Cumhuriyet’in birçok sembol yapısını Ulus’ta görebilirsiniz.
CUMHURİYET MİMARİSİ
Ulus’tan şehrin merkezi olan Kızılay’a giderken Sıhhiye’den geçecek, yol üzerinde Cumhuriyet mimarisinin güzel örnekleriyle birlikte, Gençlik Parkı, Opera Binası, Ankara Üniversitesi ve Adalet Sarayı’nı göreceksiniz. Adını Hititlerden önce bölgede yaşayan Hattilerden alan ve şehrin sembolü olan Hatti Anıtı’nı da bu yol üzerinde görebilirsiniz.
Kuğulu Park
Kızılay’dan Atatürk Bulvarı istikametinde devam ettiğinizde, önce sağınızda TBMM kalacak, ardından büyükelçilik binalarını geçerek meşhur Kuğulu Park’a ulaşacaksınız. Parkın diğer tarafındaki Tunalı Hilmi Caddesi, şehrin en şık yerlerinden biri. Arjantin Caddesi ise başkentin restoranlar bölgesi. Kuğulu Park’tan sapmayıp Cinnah Caddesi’nin dik yokuşundan yukarı çıkarsanız, şehrin en güzel manzaralı noktalarından biri olan, 125 metrelik Atakule size merhaba diyecek.
ATA’YA SAYGI
Başkentte yapacağınız en duygulu ziyaretlerden biri kesinlikle Anıttepe’deki Atatürk’ün ebedi istirahatgâhı olacaktır.

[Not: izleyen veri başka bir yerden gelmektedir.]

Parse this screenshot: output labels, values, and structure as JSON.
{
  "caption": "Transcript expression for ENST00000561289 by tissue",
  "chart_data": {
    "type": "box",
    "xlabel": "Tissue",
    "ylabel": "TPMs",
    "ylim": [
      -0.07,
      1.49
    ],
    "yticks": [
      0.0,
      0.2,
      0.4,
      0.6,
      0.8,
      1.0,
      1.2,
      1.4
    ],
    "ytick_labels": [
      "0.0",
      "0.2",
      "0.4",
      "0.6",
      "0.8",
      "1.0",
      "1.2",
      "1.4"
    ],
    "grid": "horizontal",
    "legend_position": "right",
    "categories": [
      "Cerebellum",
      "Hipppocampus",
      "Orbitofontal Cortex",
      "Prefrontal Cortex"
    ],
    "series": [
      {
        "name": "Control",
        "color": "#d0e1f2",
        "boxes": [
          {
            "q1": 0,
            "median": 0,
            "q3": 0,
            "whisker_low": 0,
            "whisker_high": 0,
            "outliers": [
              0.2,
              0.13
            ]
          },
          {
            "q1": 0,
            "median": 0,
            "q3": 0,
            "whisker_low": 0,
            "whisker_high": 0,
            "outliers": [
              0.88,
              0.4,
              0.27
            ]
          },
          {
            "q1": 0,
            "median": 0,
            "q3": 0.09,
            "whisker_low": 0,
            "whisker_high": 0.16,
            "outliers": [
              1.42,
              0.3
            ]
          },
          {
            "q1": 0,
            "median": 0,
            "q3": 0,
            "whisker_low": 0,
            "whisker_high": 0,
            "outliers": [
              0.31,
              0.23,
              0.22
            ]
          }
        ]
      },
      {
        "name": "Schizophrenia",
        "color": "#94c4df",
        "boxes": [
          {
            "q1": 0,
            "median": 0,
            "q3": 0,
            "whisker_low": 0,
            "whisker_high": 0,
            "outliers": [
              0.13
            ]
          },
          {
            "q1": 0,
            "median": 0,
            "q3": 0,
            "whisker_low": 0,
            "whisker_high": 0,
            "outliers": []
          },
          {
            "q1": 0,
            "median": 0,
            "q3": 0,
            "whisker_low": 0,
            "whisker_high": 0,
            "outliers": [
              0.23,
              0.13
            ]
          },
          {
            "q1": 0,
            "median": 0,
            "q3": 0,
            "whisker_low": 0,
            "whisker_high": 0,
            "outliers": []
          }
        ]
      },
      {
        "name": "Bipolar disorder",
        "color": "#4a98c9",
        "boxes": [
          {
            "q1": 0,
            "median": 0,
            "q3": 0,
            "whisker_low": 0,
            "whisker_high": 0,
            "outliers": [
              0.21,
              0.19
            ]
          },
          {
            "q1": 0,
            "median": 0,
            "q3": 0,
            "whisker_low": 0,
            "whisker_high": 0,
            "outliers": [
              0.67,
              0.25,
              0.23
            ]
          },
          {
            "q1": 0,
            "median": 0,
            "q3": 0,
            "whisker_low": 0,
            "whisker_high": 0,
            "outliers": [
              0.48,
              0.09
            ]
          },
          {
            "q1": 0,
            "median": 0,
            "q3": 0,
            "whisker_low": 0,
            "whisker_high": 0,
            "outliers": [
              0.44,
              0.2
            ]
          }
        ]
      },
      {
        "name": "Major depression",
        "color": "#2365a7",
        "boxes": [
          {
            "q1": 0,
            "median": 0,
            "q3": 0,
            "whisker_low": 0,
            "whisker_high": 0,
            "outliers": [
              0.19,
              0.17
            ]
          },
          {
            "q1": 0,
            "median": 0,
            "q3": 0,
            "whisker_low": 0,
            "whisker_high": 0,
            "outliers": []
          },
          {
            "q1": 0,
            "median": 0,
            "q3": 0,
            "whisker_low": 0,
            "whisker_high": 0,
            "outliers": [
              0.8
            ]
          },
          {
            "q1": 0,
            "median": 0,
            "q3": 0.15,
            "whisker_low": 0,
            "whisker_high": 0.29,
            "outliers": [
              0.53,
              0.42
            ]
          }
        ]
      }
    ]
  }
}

Hitit aslanlarından esinlenerek yapılmış olan Aslanlı Yol’dan geçtiğinizde önce geniş bir meydana varıyorsunuz. Mozoleyi ziyaret etmek için meydanın solundaki merdivenlerden çıkıp neoklasik tarzda inşa edilmiş binaya girin. Tavanda Anadolu motifleri taşıyan çok güzel mozaikler var. Türkiye’nin her şehrinden getirilen topraklarla dolu kapların ortasındaki Atatürk’ün mezarı, burada gördüğünüz yekpare mermer blokun hemen altındaki bir odada.
Anıtkabir’de, Atatürk’ün makam araçlarıyla kendisine ait eşya ve eserlerin bulunduğu bir müze de var.